Il termine “viveka” significa invece “discernimento”, ovvero capacità di discriminare fra diverse esperienze e quindi “consapevolezza”, sia del corpo fisico che di quello energetico. Il “Prana Viveka Yoga” addestra esattamente a questo: allenando il praticante alla totale presenza nel qui e ora, ottenuta attraverso l'esecuzione consapevole del movimento e della posizione, grazie alla sensibilità propriocettiva riguardante i flussi sottili di energia e il muoversi subliminale degli stati emotivi.

Fin qui tutto bene.
Ma siamo certi di poter parlare di “Yoga”?

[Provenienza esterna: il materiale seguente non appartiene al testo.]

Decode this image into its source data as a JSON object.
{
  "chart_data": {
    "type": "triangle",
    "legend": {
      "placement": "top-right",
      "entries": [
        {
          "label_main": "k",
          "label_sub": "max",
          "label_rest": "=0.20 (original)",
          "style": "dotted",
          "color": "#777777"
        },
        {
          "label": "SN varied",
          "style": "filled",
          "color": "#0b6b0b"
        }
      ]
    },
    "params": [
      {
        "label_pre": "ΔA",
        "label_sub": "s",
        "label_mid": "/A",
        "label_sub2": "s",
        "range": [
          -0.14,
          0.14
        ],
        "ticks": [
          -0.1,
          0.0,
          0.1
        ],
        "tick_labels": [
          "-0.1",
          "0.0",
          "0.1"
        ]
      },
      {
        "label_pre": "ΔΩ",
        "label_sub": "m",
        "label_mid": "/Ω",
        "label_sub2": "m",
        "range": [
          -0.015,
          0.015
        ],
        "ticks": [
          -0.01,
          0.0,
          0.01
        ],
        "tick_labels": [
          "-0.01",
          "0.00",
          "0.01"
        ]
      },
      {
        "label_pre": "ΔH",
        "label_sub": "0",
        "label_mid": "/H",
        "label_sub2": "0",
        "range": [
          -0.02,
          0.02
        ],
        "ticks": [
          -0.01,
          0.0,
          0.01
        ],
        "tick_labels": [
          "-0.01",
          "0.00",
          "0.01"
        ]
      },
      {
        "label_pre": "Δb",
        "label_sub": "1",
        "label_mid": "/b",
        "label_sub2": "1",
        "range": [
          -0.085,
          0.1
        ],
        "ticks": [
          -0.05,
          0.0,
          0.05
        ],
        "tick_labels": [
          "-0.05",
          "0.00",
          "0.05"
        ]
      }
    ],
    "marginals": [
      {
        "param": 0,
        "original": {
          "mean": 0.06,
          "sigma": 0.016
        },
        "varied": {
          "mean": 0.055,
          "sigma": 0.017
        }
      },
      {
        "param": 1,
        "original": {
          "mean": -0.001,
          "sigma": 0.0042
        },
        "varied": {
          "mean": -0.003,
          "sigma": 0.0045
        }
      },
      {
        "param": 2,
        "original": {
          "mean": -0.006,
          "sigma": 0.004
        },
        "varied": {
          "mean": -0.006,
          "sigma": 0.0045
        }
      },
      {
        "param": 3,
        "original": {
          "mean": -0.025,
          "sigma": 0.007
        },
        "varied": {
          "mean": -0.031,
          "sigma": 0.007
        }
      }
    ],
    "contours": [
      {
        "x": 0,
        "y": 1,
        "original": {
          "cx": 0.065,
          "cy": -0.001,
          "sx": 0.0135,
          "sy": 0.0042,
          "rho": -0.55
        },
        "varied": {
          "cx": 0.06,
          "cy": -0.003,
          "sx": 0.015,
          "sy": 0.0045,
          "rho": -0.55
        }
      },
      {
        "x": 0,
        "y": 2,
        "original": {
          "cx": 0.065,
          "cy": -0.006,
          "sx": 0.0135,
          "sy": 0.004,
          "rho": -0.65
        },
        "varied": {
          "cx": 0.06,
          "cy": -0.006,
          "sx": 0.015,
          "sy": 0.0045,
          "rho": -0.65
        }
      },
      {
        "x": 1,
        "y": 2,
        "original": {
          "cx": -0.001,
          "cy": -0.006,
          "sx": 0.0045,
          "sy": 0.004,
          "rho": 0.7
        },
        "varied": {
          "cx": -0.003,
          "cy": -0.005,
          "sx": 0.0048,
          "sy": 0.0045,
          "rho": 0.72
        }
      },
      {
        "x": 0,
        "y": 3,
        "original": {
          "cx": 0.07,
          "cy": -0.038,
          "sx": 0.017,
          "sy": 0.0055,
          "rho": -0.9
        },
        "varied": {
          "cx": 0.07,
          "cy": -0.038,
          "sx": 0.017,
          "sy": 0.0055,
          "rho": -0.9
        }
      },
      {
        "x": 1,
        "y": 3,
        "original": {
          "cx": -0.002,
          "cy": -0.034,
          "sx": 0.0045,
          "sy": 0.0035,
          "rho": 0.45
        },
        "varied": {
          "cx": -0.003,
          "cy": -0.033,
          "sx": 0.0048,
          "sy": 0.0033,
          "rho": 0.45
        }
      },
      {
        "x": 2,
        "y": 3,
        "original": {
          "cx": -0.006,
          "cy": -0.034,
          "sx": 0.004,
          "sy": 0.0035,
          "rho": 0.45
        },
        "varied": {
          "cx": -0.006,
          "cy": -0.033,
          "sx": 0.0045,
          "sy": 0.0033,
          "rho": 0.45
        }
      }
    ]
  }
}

Personalmente credo di sì, purché si intenda il termine nel suo significato più profondo. Come ho già avuto occasione di ribadire in vari scritti, il termine “Yoga” reca con sé i significati di “unione”, “tensione interiore”, “disciplina” e “metodo”. E tutto questo esprime perfettamente cosa sia il “Prana Viveka Yoga”.
In sostanza, un metodo, una disciplina per lavorare su e con l'energia e la consapevolezza, con l'intento di condurre l'individuo alla sua profonda unità, aperta alla tensione verso l'Oltre, la dimensione che trascende quella fisica. Il “Prana Viveka Yoga” è esattamente questo.

Yoga tantrico?

Considerato che le tecniche del “Prana Viveka Yoga” derivano da tecniche appartenenti a quasi tutte le culture dell'oriente, si può riconnettere in modo privilegiato questa disciplina con qualche area culturale e spirituale?

  • innanzi tutto il nucleo del Prana Viveka Yoga è il lavoro sull'energia, che rappresentava l'anima del Tantra kashmiro dove alcune scuole (come ad esempio quella “Spanda”) erano centrate sul concetto di frequenza e vibrazione energetica;
  • in tutto il mondo tantrico antico, la sottolineatura del corpo e della materia come “luoghi” dove si rende presente il divino è una delle discriminanti rispetto alla via yogica di Patanjali;
  • la concezione corporea del Tantra è più centrata sulla dimensione energetica e alchemica del corpo, che non su quella fisica; il corpo è portatore di simboli e significati, di geometrie sacre e archetipi incarnati. Il Prana Viveka Yoga fa propria questa sensibilità, perché a ogni kriya (movimento) e ad ogni asana (posizione) associa un'informazione, una lettura simbolica;
  • le espressioni moderne del Tantra ispirato al kashmir danno una grande rilevanza alla presenza nel qui e ora, e all'importanza della consapevolezza discriminativa. Il kum nye tibetano, che è la disciplina forse più vicina alla sensibilità tantrica, è particolarmente attenta allo sviluppo della propriocettività sottile. Questo è esattamente uno dei nuclei ispiratori del Prana Viveka Yoga;
  • inoltre il Tantra ha sempre sottolineato l'importanza della dimensione polare, l'essenzialità dei contrari nella dinamica della Vita. Il Prana Viveka Yoga cura di coltivare sia la dimensione yin che quella yang negli esercizi e prevede una serie di esercizi eseguibili in coppia;
  • il Tantra tradizionale fa largo uso di tecniche legate alla vibrazione sonora (mantra); il Prana Viveka Yoga fa propria questa sensibilità, anche se in un modo molto diverso, inserendo suoni e fonazioni a precise frequenze durante l'esecuzione di alcuni esercizi;
  • anche l'utilizzo di yantra e geometrie come bija per la meditazione è tipicamente tantrico e costituisce un'altra similitudine col Prana Viveka Yoga.

Tutto ciò, sia ben chiaro, non significa affermare che il Prana Viveka Yoga sia Tantra kashmiro, ma semplicemente che vi sono in esso sensibilità di tipo tantrico. Ad esse si uniscono consapevolezze provenienti da altri orizzonti culturali, come la medicina tradizionale cinese (che guida tutta la riflessione sull'effetto che gli esercizi hanno in rapporto ai meridiani energetici), la bioenergetica, l'integrazione posturale nella sua valenza psicosomatica.